DE PREE: Sure, yeah, which a CEO does, too. He’s got to work out the budgets with a bunch of competitors. You know, that happens. Yes, I think—and I don’t mean to zero in on just Obama—I think America lacks a level of leadership that’s really demanded, both locally in terms of our country and internationally. Yeah, I think, sure—but, you know, I think Europe lacks leadership, too. It isn’t just us.
SCARPINO: I just came back from Germany.
DE PREE: Oh did you? Okay.
SCARPINO: One more question. Is there anything that I should’ve asked you that I didn’t have the insight to ask? Or anything you’d like to say that I didn’t give you a chance to say?
DE PREE: Well, I guess—I guess one thing that occurs to me is that leadership, talking about the role of one person or some persons in relation to other persons, leadership like that is a gift. And if you’re going to indulge in the use of that gift, you know, the least you can do is to prepare responsibly to be good at it. I think there are a lot of people who want to be leaders, but they don’t want to pay the price. They don’t want to work how hard it takes to be a leader, you know.
SCARPINO: So all the time you spent cleaning out the boiler and sewing upholstery and all those other things were sort of a way of paying dues.
DE PREE: It is. You bet. It is. I have a brother-in-law who pitched in the Major Leagues for 25 years.
SCARPINO: My goodness.
DE PREE: And he said—he told me one time, he said he got an offer when he was just a young kid to skip the Minor Leagues and go directly to the Washington Senators. And his dad, who had been a great baseball fan for many years and a blue collar guy, said to him, “No, don’t take the bonus, don’t go to the Senators. Go to the best Minor League manager you can find because you’ve got to become a baseball player.” And my brother-in-law sticks to that formula to this day. He’s been an announcer for the Yankees and he works for MLB now. He’s in his 70s and he still says to this day that one of the problems in Major League Baseball is there are too many young guys who didn’t work in the Majors for a good manager and learn the game. And you see—and I see a lot of that in leadership, and I can see that in the federal government where you get people who are good politicians; they know how to get elected. They don’t know anything about leadership.

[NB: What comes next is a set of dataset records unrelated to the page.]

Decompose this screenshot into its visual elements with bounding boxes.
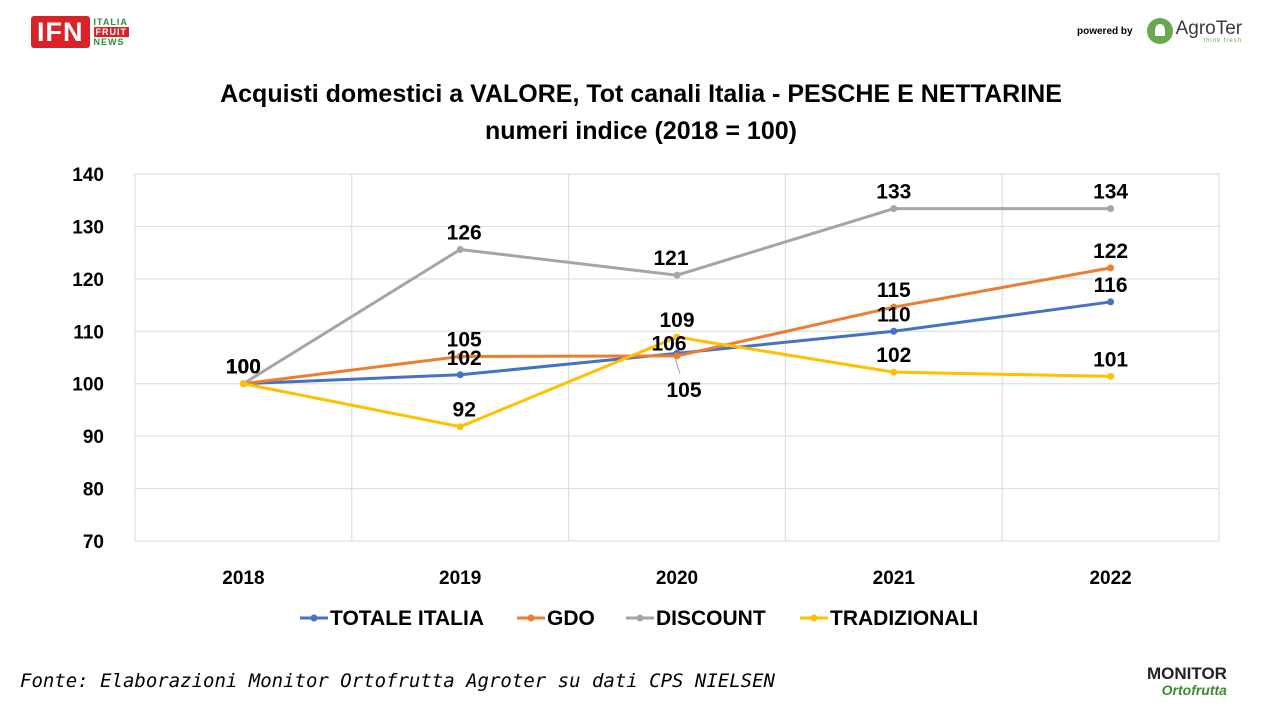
- ifn-line-fruit: FRUIT: [93, 27, 129, 37]
- y-tick-label: 110: [73, 322, 104, 343]
- monitor-ortofrutta-logo: MONITOR Ortofrutta: [1147, 664, 1227, 698]
- legend-marker: [810, 614, 818, 622]
- agroter-tagline: think fresh: [1203, 37, 1243, 44]
- agroter-name: AgroTer: [1175, 17, 1243, 39]
- y-tick-label: 130: [72, 217, 104, 238]
- powered-by-label: powered by: [1077, 25, 1133, 37]
- y-tick-label: 70: [83, 532, 104, 553]
- legend-entry: TOTALE ITALIA: [330, 607, 484, 630]
- y-tick-label: 90: [83, 427, 104, 448]
- ifn-line-news: NEWS: [93, 37, 125, 47]
- tree-icon: [1146, 18, 1173, 44]
- legend-marker: [310, 614, 318, 622]
- source-note: Fonte: Elaborazioni Monitor Ortofrutta A…: [20, 670, 775, 692]
- data-label: 102: [447, 347, 482, 370]
- x-tick-label: 2022: [1089, 568, 1131, 589]
- legend-marker: [636, 614, 644, 622]
- y-tick-label: 80: [83, 480, 104, 501]
- data-label: 122: [1093, 240, 1128, 263]
- ifn-subtext: ITALIA FRUIT NEWS: [93, 17, 129, 47]
- x-tick-label: 2020: [656, 568, 698, 589]
- data-point: [673, 352, 681, 360]
- data-label: 121: [653, 247, 688, 270]
- y-tick-label: 140: [72, 165, 104, 186]
- data-label: 105: [666, 379, 701, 402]
- data-label: 110: [877, 303, 911, 326]
- agroter-wordmark: AgroTer think fresh: [1176, 19, 1243, 44]
- data-label: 100: [226, 356, 261, 379]
- data-point: [1107, 205, 1115, 213]
- data-point: [456, 245, 464, 253]
- legend-entry: TRADIZIONALI: [830, 607, 978, 630]
- data-label: 106: [651, 332, 686, 355]
- data-point: [456, 352, 464, 360]
- legend-entry: GDO: [547, 607, 595, 630]
- data-point: [456, 423, 464, 431]
- data-label: 134: [1093, 181, 1128, 204]
- data-point: [673, 333, 681, 341]
- ifn-logo: IFN ITALIA FRUIT NEWS: [31, 15, 129, 49]
- ifn-badge: IFN: [31, 16, 90, 48]
- label-leader-line: [674, 357, 681, 375]
- data-label: 109: [659, 309, 694, 332]
- data-point: [890, 327, 898, 335]
- y-tick-label: 100: [72, 375, 104, 396]
- monitor-logo-top: MONITOR: [1147, 664, 1227, 683]
- x-tick-label: 2021: [873, 568, 916, 589]
- ifn-line-italia: ITALIA: [93, 17, 128, 27]
- data-point: [456, 371, 464, 379]
- legend-marker: [527, 614, 535, 622]
- agroter-logo: powered by AgroTer think fresh: [1077, 18, 1242, 44]
- data-point: [1107, 372, 1115, 380]
- data-label: 116: [1094, 274, 1128, 297]
- monitor-logo-bottom: Ortofrutta: [1161, 682, 1227, 698]
- data-point: [890, 368, 898, 376]
- chart-title-block: Acquisti domestici a VALORE, Tot canali …: [0, 76, 1280, 150]
- data-label: 115: [877, 279, 911, 302]
- data-point: [890, 303, 898, 311]
- legend-entry: DISCOUNT: [656, 607, 766, 630]
- data-label: 100: [226, 356, 261, 379]
- y-tick-label: 120: [72, 270, 104, 291]
- data-label: 102: [876, 344, 911, 367]
- x-tick-label: 2018: [222, 568, 264, 589]
- data-label: 92: [453, 399, 476, 422]
- data-label: 100: [226, 356, 261, 379]
- data-label: 100: [226, 356, 261, 379]
- data-point: [1107, 264, 1115, 272]
- data-label: 101: [1093, 348, 1128, 371]
- data-label: 105: [447, 328, 482, 351]
- data-label: 133: [876, 181, 911, 204]
- data-point: [890, 205, 898, 213]
- data-label: 126: [447, 221, 482, 244]
- data-point: [239, 380, 247, 388]
- chart-subtitle: numeri indice (2018 = 100): [485, 117, 797, 145]
- x-tick-label: 2019: [439, 568, 481, 589]
- data-point: [1107, 298, 1115, 306]
- data-point: [673, 271, 681, 279]
- chart-title: Acquisti domestici a VALORE, Tot canali …: [220, 80, 1062, 108]
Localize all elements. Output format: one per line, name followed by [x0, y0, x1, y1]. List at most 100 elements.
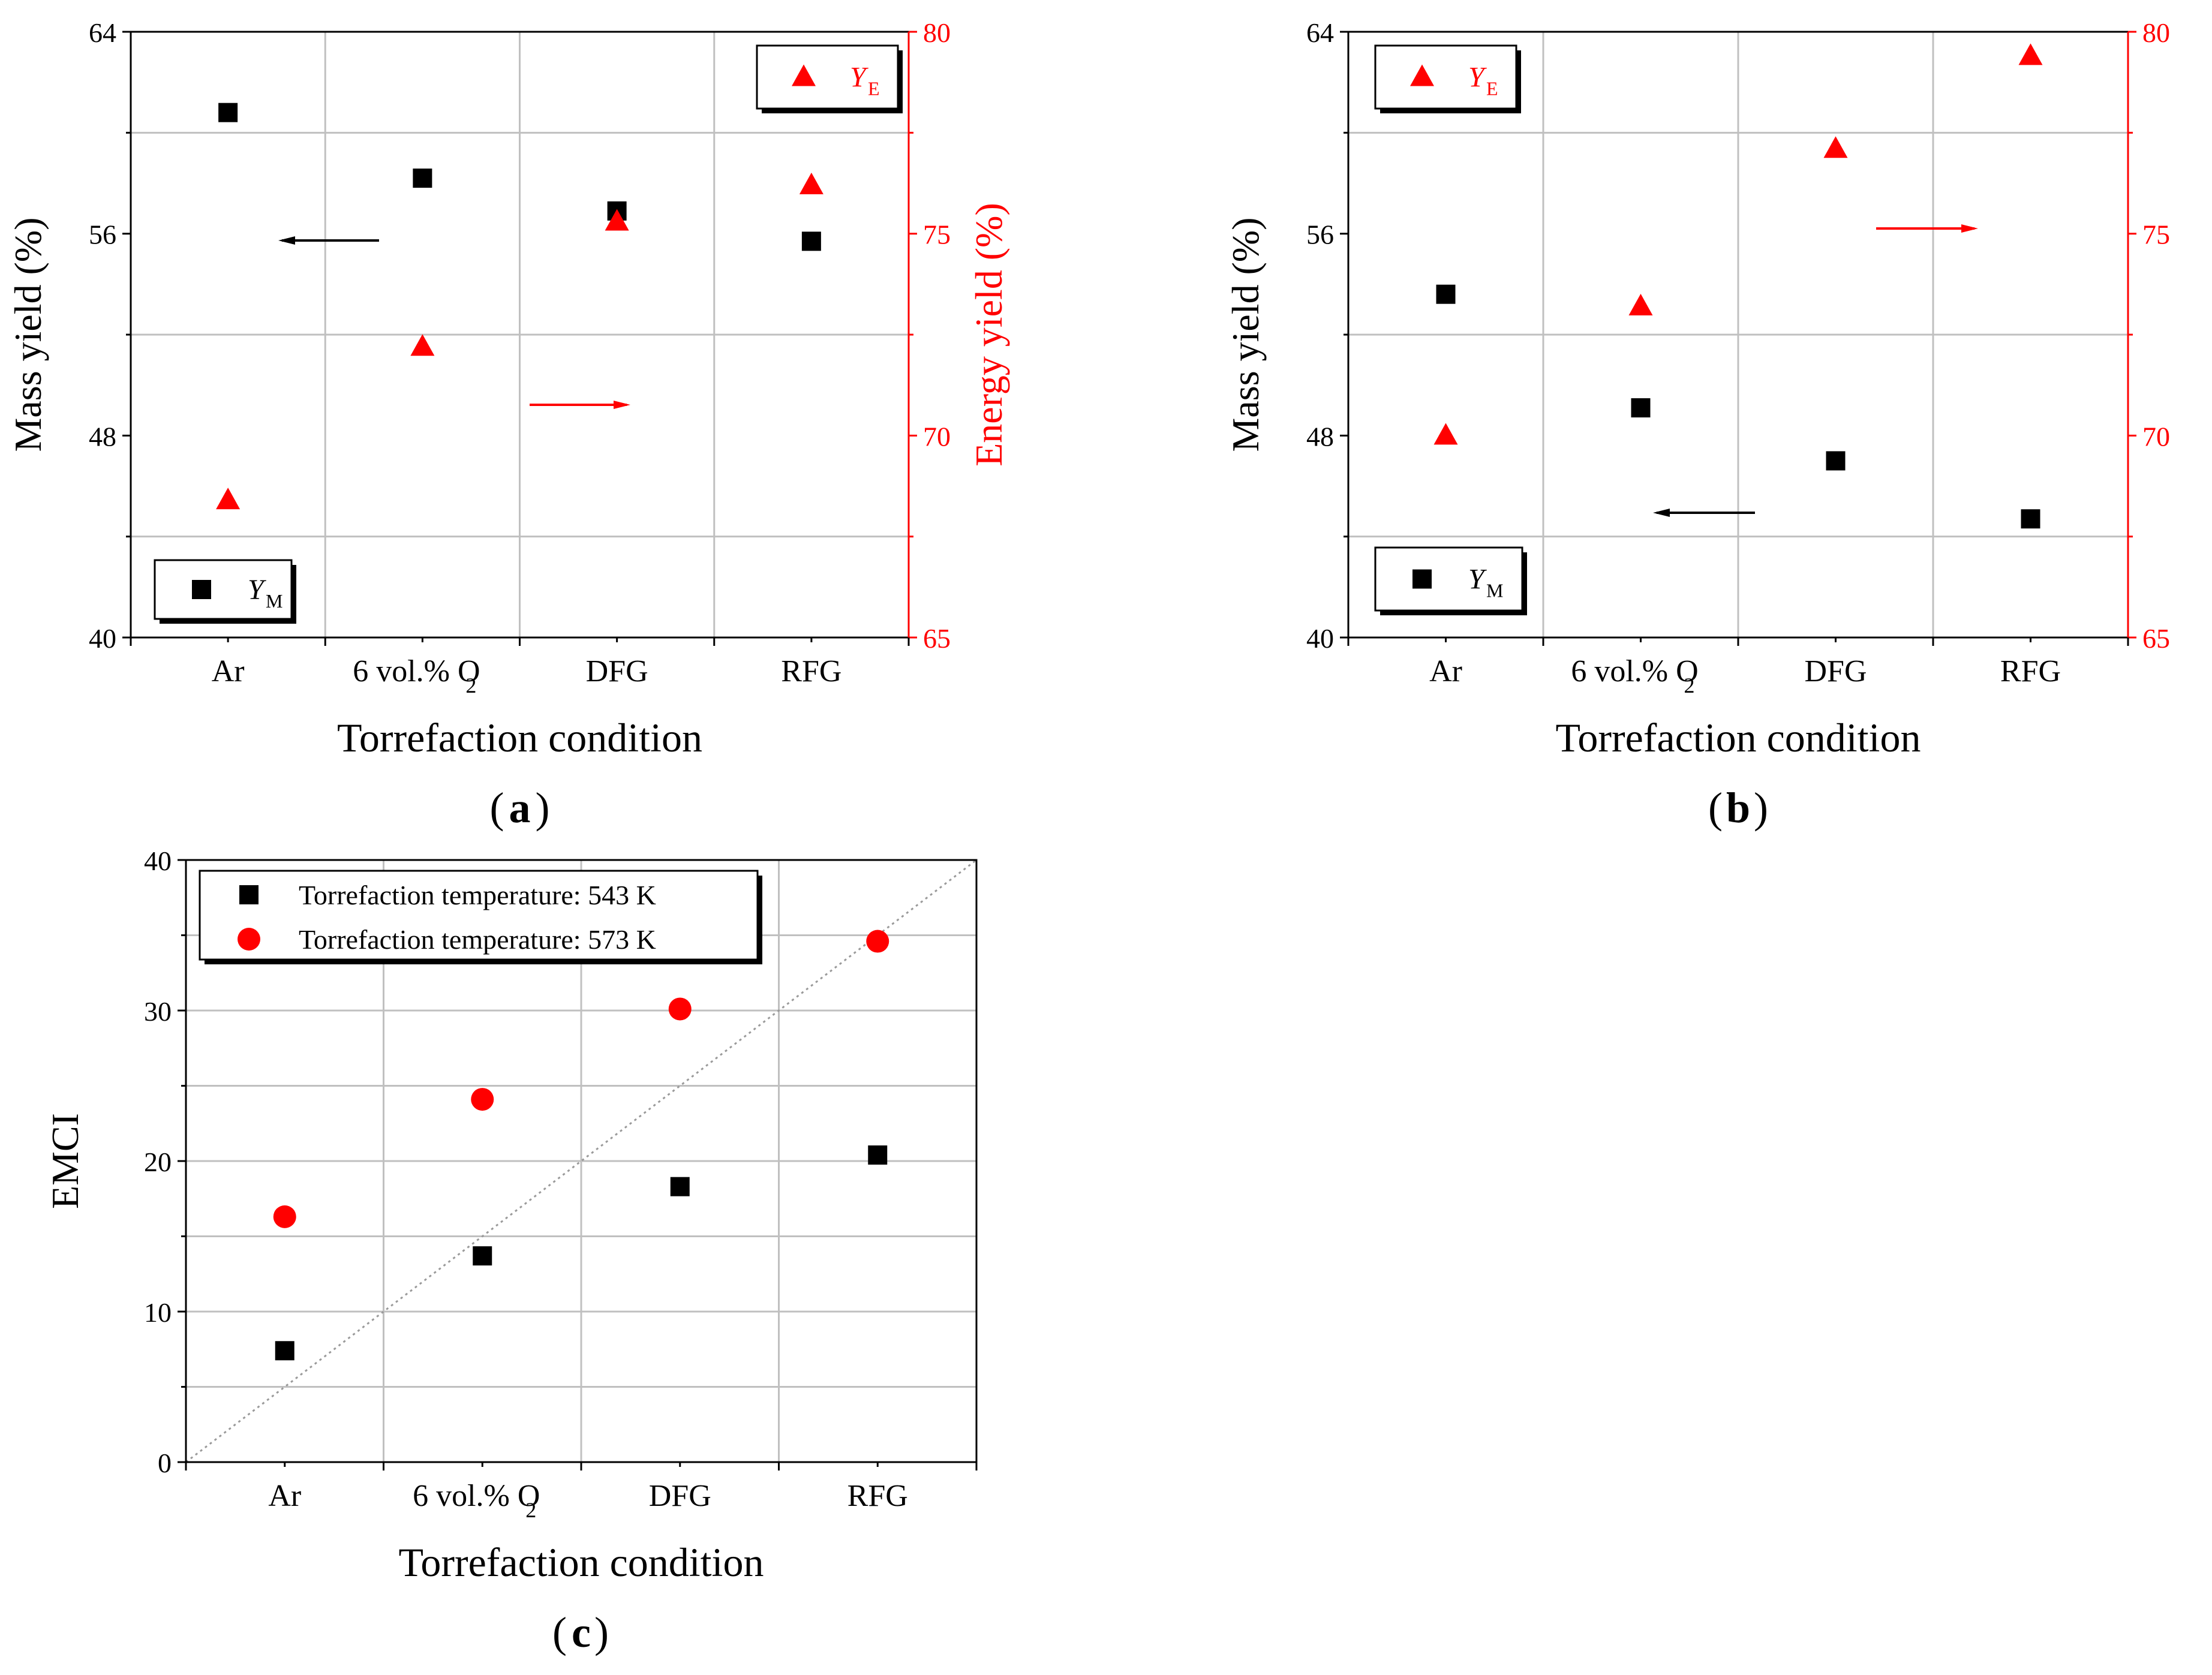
data-point-square	[1826, 451, 1846, 471]
arrow-head	[614, 401, 630, 409]
arrow-mass-yield-axis	[278, 236, 379, 245]
legend-label: Y	[850, 62, 868, 94]
data-point-circle	[668, 997, 692, 1021]
legend-marker	[792, 64, 816, 86]
data-point-circle	[273, 1205, 296, 1228]
y-tick-label-right: 75	[923, 219, 951, 250]
data-point-square	[2021, 509, 2040, 529]
x-tick-label: Ar	[212, 654, 245, 688]
legend-marker	[239, 885, 259, 904]
y-axis-title: EMCI	[44, 1113, 86, 1209]
data-point-square	[473, 1246, 492, 1266]
legend-label: Y	[1468, 62, 1487, 94]
grid	[186, 860, 976, 1462]
y-tick-label-left: 40	[89, 623, 116, 654]
series-Y_E	[1433, 43, 2043, 445]
panel-label-letter: a	[509, 784, 531, 832]
y-tick-label-right: 75	[2142, 219, 2170, 250]
x-tick-label-o2: 6 vol.% O	[413, 1479, 540, 1513]
legend-label-subscript: E	[1486, 78, 1498, 100]
arrow-head	[1653, 509, 1670, 517]
grid	[131, 32, 909, 637]
diagonal-reference-line	[185, 859, 977, 1463]
x-axis-title: Torrefaction condition	[337, 715, 702, 760]
x-axis-title: Torrefaction condition	[1556, 715, 1921, 760]
legend-marker	[238, 928, 260, 951]
data-point-square	[413, 169, 432, 188]
data-point-triangle	[799, 172, 824, 194]
legend-label: Y	[1468, 564, 1487, 596]
chart-panel-a: 40 48 56 64 65 70 75 80 Ar 6 vol.% O2 DFG RFG Mass y…	[7, 17, 1010, 832]
panel-label-open-paren: (	[490, 784, 504, 832]
chart-panel-b: 40 48 56 64 65 70 75 80 Ar 6 vol.% O2 DFG RFG Mass y…	[1224, 17, 2170, 832]
x-tick-label-subscript: 2	[525, 1498, 536, 1522]
series-Y_E	[216, 172, 824, 510]
data-point-triangle	[1433, 423, 1458, 445]
data-point-square	[868, 1145, 888, 1165]
x-tick-label: Ar	[1429, 654, 1462, 688]
legend-label: Torrefaction temperature: 543 K	[299, 880, 656, 910]
panel-label-close-paren: )	[536, 784, 550, 832]
legend-label-subscript: M	[1486, 580, 1503, 602]
legend-label: Torrefaction temperature: 573 K	[299, 924, 656, 955]
series-Y_M	[1436, 284, 2040, 529]
arrow-head	[278, 236, 295, 245]
y-axis-title-right: Energy yield (%)	[967, 203, 1010, 467]
panel-label-close-paren: )	[1754, 784, 1768, 832]
y-axis-title-left: Mass yield (%)	[7, 217, 49, 452]
data-point-square	[1436, 284, 1456, 304]
panel-label: (c)	[552, 1608, 609, 1656]
x-tick-label: DFG	[586, 654, 648, 688]
y-tick-label: 20	[144, 1147, 172, 1177]
y-tick-label-left: 64	[1306, 17, 1334, 48]
panel-label: (a)	[490, 784, 550, 832]
y-tick-label-right: 65	[923, 623, 951, 654]
chart-panel-c: 0 10 20 30 40 Ar 6 vol.% O2 DFG RFG EMCI Torrefact…	[44, 846, 978, 1656]
panel-label-letter: c	[572, 1608, 591, 1656]
legend-label-subscript: M	[266, 590, 282, 612]
legend-box	[154, 559, 293, 620]
data-point-square	[670, 1177, 690, 1196]
series-circle	[273, 930, 889, 1228]
data-point-square	[801, 231, 821, 251]
data-point-triangle	[410, 334, 435, 356]
y-tick-label: 10	[144, 1297, 172, 1328]
arrow-energy-yield-axis	[1876, 224, 1978, 233]
data-point-square	[1631, 398, 1651, 418]
x-tick-label: DFG	[649, 1479, 711, 1513]
data-point-square	[218, 103, 238, 122]
panel-label: (b)	[1708, 784, 1768, 832]
x-tick-label-o2: 6 vol.% O	[1571, 654, 1698, 688]
data-point-triangle	[2018, 43, 2043, 65]
y-tick-label-left: 48	[1306, 421, 1334, 452]
legend: Torrefaction temperature: 543 K Torrefact…	[199, 870, 762, 964]
x-tick-label: DFG	[1804, 654, 1867, 688]
x-axis-title: Torrefaction condition	[399, 1539, 764, 1585]
y-tick-label: 30	[144, 996, 172, 1027]
legend-label: Y	[248, 574, 266, 606]
legend-label-subscript: E	[868, 78, 880, 100]
legend-marker	[1410, 64, 1434, 86]
y-tick-label-left: 56	[89, 219, 116, 250]
x-tick-label: RFG	[2000, 654, 2061, 688]
y-tick-label-right: 65	[2142, 623, 2170, 654]
legend-box	[199, 870, 759, 961]
series-square	[275, 1145, 888, 1361]
panel-label-open-paren: (	[552, 1608, 567, 1656]
x-tick-label-subscript: 2	[1684, 673, 1695, 697]
panel-label-open-paren: (	[1708, 784, 1723, 832]
y-tick-label: 0	[158, 1448, 172, 1478]
data-point-triangle	[605, 209, 629, 231]
panel-label-letter: b	[1726, 784, 1750, 832]
data-point-circle	[866, 930, 889, 953]
y-tick-label-left: 56	[1306, 219, 1334, 250]
y-tick-label-left: 48	[89, 421, 116, 452]
x-tick-label-o2: 6 vol.% O	[353, 654, 480, 688]
panel-label-close-paren: )	[594, 1608, 609, 1656]
x-tick-label-subscript: 2	[465, 673, 476, 697]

SCARPINO: They’re not the same, are they?
DE PREE: No, they’re not the same.
SCARPINO: What’s your brother-in-law’s name?
DE PREE: Jim Kaat.
SCARPINO: Okay.
DE PREE: He pitched mostly for the Minnesota Twins.
SCARPINO: Thank you very, very much for taking the time to sit with me and talk to me about your ideas and feelings about leadership and a number of other things. So while I’ve still got the recorder on, on behalf of myself and the Tobias Center and the International Leadership Association, we really appreciate your time.
DE PREE: Well, you’re very welcome. I’ve enjoyed it. I think you’re good at what you do and we’ve certainly meandered around the subject of leadership.
SCARPINO: Thank you. I’m going to go ahead and turn these off.